For a lot of history, abortions were legal until the woman felt the fetus moving, known as “quickening” or “ensoulment.” After the quickening, it was illegal to perform an abortion. These were the laws that governed the United States until the 1800s. In the 1820s, Connecticut enacted laws aimed at apothecaries who sold women “poisons” to induce a abortion, and New York declared post-quickening abortions a felony, and pre-quickening abortions a misdemeanor. As the medical profession advanced, physicians advocated to make abortions illegal. Their reasons are described as either out of safety concerns (any surgery was pretty dangerous in those days), or as a way to standardize the medical profession (therefore not allowing nurses, midwives, or other “irregulars” to encroach on their field). The Comstock Laws of 1873, aimed at “obscene” materials, placed restrictions on information about contraceptives or abortion to be distributed through the mail, even to medical professionals. By 1880, all abortions were criminalized in the United States, except in cases where it was necessary to save the woman’s life. However, abortions still occurred, hospitals in large cities had wings dedicated to treating women harmed due to abortion procedures. By 1930 an estimated 800,000 abortions were performed per year by licensed physicians, with many more being performed by unlicensed practitioners.
Historical Abortion Procedures (aka my new soap opera “The Young and the Desperate”)
Throughout history, there are records of the things people tried to prevent pregnancies from becoming babies. A lot of times it was eating a certain plant or poison, inserting strange combinations of honey, myrrh, pepper, and other things into the vagina, or treatments like squatting over a steaming pot, occasionally with onions in it. Or there was physical activity like weightlifting, diving, or jumping high enough that your feet hit your butt on the way up. Or wearing a tight belt or girdle, yourself or someone else hitting your stomach repeatedly, and the most questionable “a controlled fall down a flight of stairs.” Apparently it was a combination of observation, recipes passed down through generations, and flat out desperation to induce a miscarriage.

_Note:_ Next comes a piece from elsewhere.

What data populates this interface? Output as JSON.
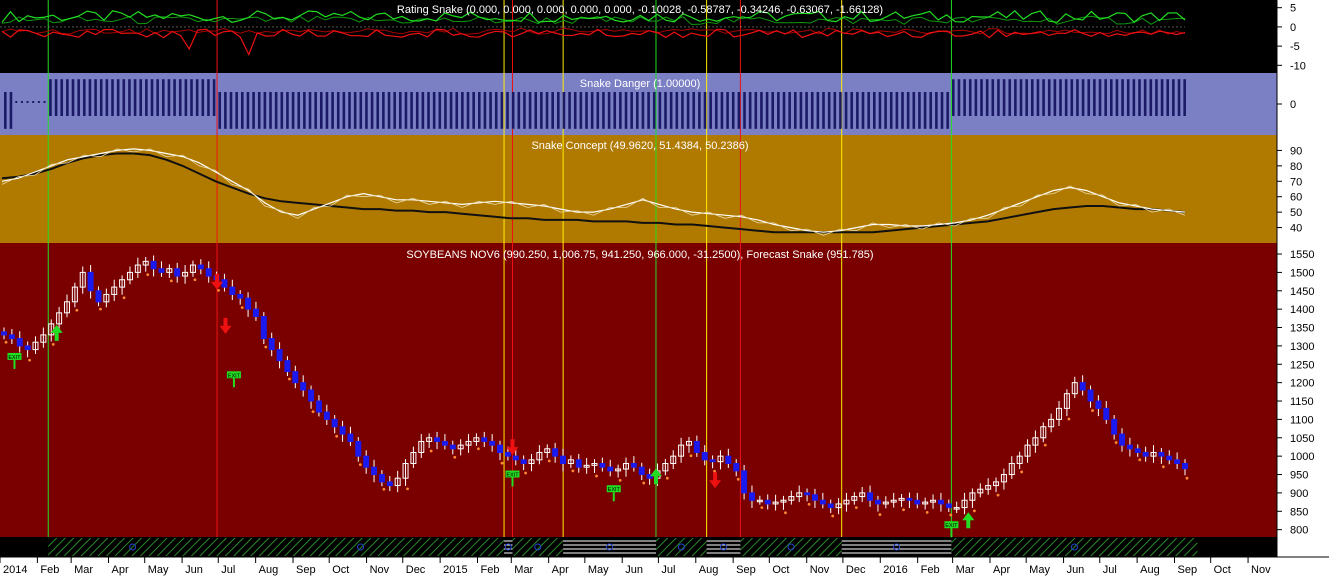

Those methods seem tame compared to what some women resorted to (warning: this gets rough to read.) To cause a miscarriage, a woman (or her potentially unqualified practitioner) would insert a blunt object through the vaginal canal into the uterus. These included knitting needles, bicycle spokes, and coat hangers. These procedures were incredibly risky due to the potential to cause damage to other body parts, unsanitary conditions, unscrupulous practitioners, and lack of anesthesia.
But Wait, It Gets Worse
Traditional medicinal abortion techniques have largely been abandoned due to the creation of 2 drugs (misoprostol, a prostaglandin sold primarily under the trade name Cytotec, and mifepristone, an antiprogestogen, known under the trade name RU486). These are reliable and safe and used for induced abortion and post-abortion care where they are available.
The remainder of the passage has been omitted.